Thousands of Oklahomans are upset to learn they may no longer be able to see their doctors after receiving notices from Hillcrest HealthCare System about possible changes to their insurance company next year.
Hillcrest is still in network with United Healthcare, but that may not be the case as of May 2023.
The problem is that patients now have to hurry and either re-enroll or choose a new plan by December 7th.
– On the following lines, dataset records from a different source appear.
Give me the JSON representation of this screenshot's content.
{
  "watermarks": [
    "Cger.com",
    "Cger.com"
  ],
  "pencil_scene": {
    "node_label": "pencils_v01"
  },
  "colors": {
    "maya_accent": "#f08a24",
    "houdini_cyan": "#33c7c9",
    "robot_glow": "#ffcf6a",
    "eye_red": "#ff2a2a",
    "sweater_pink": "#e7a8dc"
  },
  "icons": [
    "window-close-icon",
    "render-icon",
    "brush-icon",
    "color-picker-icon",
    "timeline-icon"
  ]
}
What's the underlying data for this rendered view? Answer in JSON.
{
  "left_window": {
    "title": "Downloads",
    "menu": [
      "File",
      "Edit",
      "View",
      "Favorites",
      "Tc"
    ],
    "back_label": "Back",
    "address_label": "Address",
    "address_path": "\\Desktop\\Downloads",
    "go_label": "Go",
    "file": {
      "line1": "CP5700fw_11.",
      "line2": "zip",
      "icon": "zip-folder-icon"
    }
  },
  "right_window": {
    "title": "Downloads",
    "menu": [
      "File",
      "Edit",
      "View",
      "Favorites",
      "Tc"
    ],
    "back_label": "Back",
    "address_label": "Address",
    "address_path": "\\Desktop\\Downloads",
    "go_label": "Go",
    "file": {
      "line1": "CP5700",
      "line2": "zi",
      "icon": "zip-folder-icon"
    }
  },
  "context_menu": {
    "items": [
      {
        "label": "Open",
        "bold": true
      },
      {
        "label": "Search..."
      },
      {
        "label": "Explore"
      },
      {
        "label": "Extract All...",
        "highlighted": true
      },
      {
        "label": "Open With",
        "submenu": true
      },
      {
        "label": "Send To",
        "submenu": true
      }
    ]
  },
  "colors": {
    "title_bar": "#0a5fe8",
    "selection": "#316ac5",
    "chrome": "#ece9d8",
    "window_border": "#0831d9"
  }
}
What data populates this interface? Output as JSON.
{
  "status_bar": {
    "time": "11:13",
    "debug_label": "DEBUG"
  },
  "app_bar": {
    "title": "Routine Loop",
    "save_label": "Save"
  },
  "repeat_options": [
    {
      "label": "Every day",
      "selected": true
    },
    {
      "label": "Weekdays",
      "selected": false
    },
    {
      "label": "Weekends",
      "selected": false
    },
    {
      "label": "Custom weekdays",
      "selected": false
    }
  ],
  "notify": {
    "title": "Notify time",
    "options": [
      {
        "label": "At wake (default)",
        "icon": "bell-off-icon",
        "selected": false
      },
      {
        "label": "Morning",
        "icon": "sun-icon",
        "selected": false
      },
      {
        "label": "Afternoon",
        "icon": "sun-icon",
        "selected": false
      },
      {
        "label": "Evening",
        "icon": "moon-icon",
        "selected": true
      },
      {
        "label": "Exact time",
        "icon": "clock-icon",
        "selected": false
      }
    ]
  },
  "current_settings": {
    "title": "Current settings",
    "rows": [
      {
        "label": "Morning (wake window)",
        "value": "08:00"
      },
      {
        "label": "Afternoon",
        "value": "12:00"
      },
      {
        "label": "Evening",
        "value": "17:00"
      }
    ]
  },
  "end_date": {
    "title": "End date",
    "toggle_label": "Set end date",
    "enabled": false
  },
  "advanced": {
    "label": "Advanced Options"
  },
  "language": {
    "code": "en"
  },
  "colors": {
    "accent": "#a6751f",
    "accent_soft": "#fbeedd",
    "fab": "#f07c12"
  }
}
The following statement is from Hillcrest HealthCare System: “Hillcrest HealthCare System currently remains in-network with UnitedHealthcare. However, we are working to notify UnitedHealthcare members of pending network changes that will end Hillcrest’s in-network status with all United plans beginning in May 2023. As health systems across the country, our operating costs have steadily increased over the last few years. United’s reimbursement rates have not been adjusted to help offset these pressures. We recognize the disruption this will cause to patients and will work closely with affected individuals to ensure a smooth transition from care during the ongoing Medicare annual enrollment period, Hillcrest patients using a Medicare Advantage plan from United as their primary insurance may choose to remain with their Hillcrest providers by choosing another health plan contracted with Hillcrest. Those individuals can visit Hillcrest.com/Medicare for more information.It is important to note that here The change does not affect United members’ access to emergency care, as all health plans must consider in-network emergency services. Additionally, Utica Park Clinic, Oklahoma Heart Institute clinics and Tulsa Spine & Specialty Hospital will remain in network for United members.”
“They want their doctors and nurses to be paid more on United’s Bill,” said Alex Tarasenko, Medicare Enroll USA. “They’re just honestly hoping that people leave United Healthcare so they don’t have to worry about renegotiating it.”
Tarasenko said when he called the number suggested by Hillcrest and used his mother as an example, the help line didn’t even ask him what hospital she was going to or what prescriptions she was taking.
“They said here are your two options, which one do you want,” says Tarasenko. “I’ll go find another doctor, okay? But good luck telling my mom to change her doctor. It’s just not going to happen.”
He said most senior citizens care most about keeping their doctor. But if they switch from United, they might get stuck with a haphazard plan and end up losing some of their benefits and possibly costing them more.
“Seniors who give you $800, $900, $1,000 in Social Security, they can’t afford to pay cash for anything,” Tarasenko said.